I made it. I’m here.

Settling in. This was taken on Sunday, hence why things are still a mess. I’m still unpacking.

The one downside to this place is that it does not have air-conditioning. Right now it’s 6:00 pm, and it’s 107 degrees outside. And hotter in my room. (Which is why I’m now hanging out at one of the libraries that I’m now in walking distance to).

Apparently, I planned everything my mother would have send to me well enough that I covered it all in my letter. So much so that when I went back to pack, the only thing she had to say to me was, “I don’t know what to say.”

I was in and out in an hour or two.

The only thing I can say about that day is this: I may have lost a shoddy family, but I have a very, very good friend.

My platonic soulmate was with me the whole time. He spent the whole morning repeating “you’ll be fine, it’ll be fine” as I shook, and cried, and panicked.

“How do you know?” I asked him at one point.

“Because I’ll be there with you every single moment. I will help you. I will make it be okay.”

At eight, he was waiting online to register for next year’s Comic Con. “We’re leaving when you’re ready, it’s based on you, not on me or this,” he told me. “If I miss the chance to register, then I just won’t.”

“I’m sorry.”

“Don’t be. You come first.”

“You’re incredible.”

He shrugged. “I call it being a decent friend.”

He took me back and helped me pack up. Let me lean on him and hug him when things got too tough.

Took me back to his house and let me have some water and breathe for a bit before we went to put my stuff in my new place.

Took me out to eat at noon for lunch (well, lunch for him, breakfast for me) so that we could sit, and talk, and I could attempt to process what happened.

And then, I came back to my new home, and began the emotional downward spiral. The silence felt too oppressive, the unfamiliarity too much, everything felt like a trigger, everything felt too impossible. I wanted to go home. I started texting him that. “I’m going home, I’m going home right now.”

“No, you aren’t. You can do this.”

“I can’t be alone. I thought I could be alone right now, but I can’t be alone.”

“What do you need from me? I won’t take you to your mother, but what do you need?”

“I need sleep in some place familiar and safe where I’m not alone.”

“I’ll be right over to get you.”

So he drove all the way out of his way, just to come get me and let me spend the day on his couch, sleeping and resting, and letting him distract me.

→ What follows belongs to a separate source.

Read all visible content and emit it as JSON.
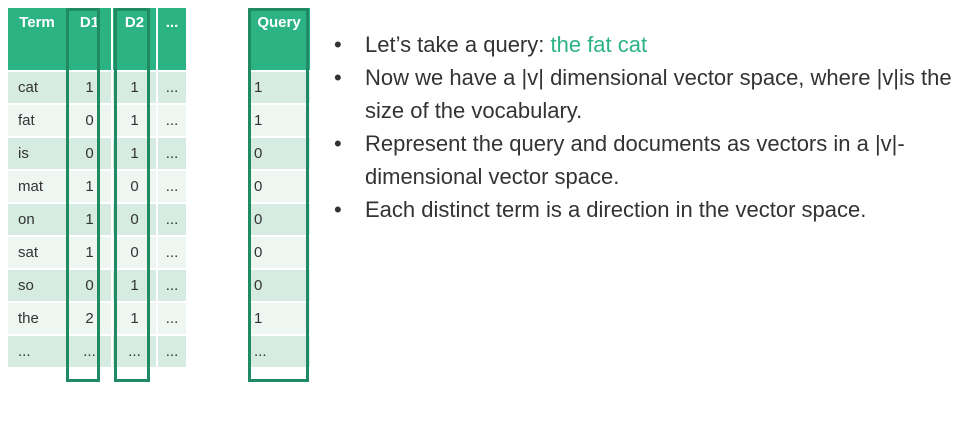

Brought me back here and talked to me online until I fell asleep. I’m not sure he ever got a nap between 5:30 am and midnight.

Basically, despite the awfulness and sadness and fear of Saturday, I was taken care of. In fact, this might be the first day that I can recall that I was completely taken care of.

I have a good friend. Who loves me.

Now comes the time to learn how to take care of myself.

Edit: Also, I printed out the comments I got on my previous post asking for support, so that I could hold onto them, and read them. Thank you for those, they helped a lot.

10 comments on “I made it. I’m here.

  1. […] Eight years, since I ran away from home. […]

  2. farah says:

    You’re amazing and wonderful. You are doing great even if you cannot see yourself. I’ll explain later. ❤ you!

  3. Serita says:

    You and your friend are a constant source of amazement and inspiration to me. What an incredible step forward. Keep going in that direction, even on the days it feels like backwards. It’s going to be alright, truly.

  4. Dani says:

    I am so, so, SOOO glad that your mother had nothing to say. That’s always my terror…that someone will have some sort of reply that will invalidate all of my reasons and I’ll just deflate and mumble, “yeah,” and go back to the sucky way things were with the conviction that I don’t matter because reasons.

    Also SO glad you have such a great friend.

  5. Amianym says:

    This is good to hear ❤ I'm happy for you!

  6. I’m so glad you made it and found the strength and courage to stay. Anxiety and panic are terrible things to have to deal with (I also have panic attacks) and to be able to push through like you did is admirable.

    Good luck with your new place and be sure to keep us posted 🙂

  7. Hooray! I’ve been thinking of you. Glad you made it.

    A portable air conditioner (the kind where the hose goes out the window, but you don’t have to hoist the unit itself into the window) might be your best option.

  8. susania says:

    FYI, drape a damp towel or sheet over yourself and aim the fan at you while you sleep – you will really cool off quickly!

  9. susania says:

    such a relief! You made it! And for all of us who wished we could help you, please thank your friend for being there to help and hold you. You deserve a friend like that, but they are priceless.

  10. Lynne says:

    Im sure I’m one of many that have been thinking about you this weekend. Take care. I’m so proud of you!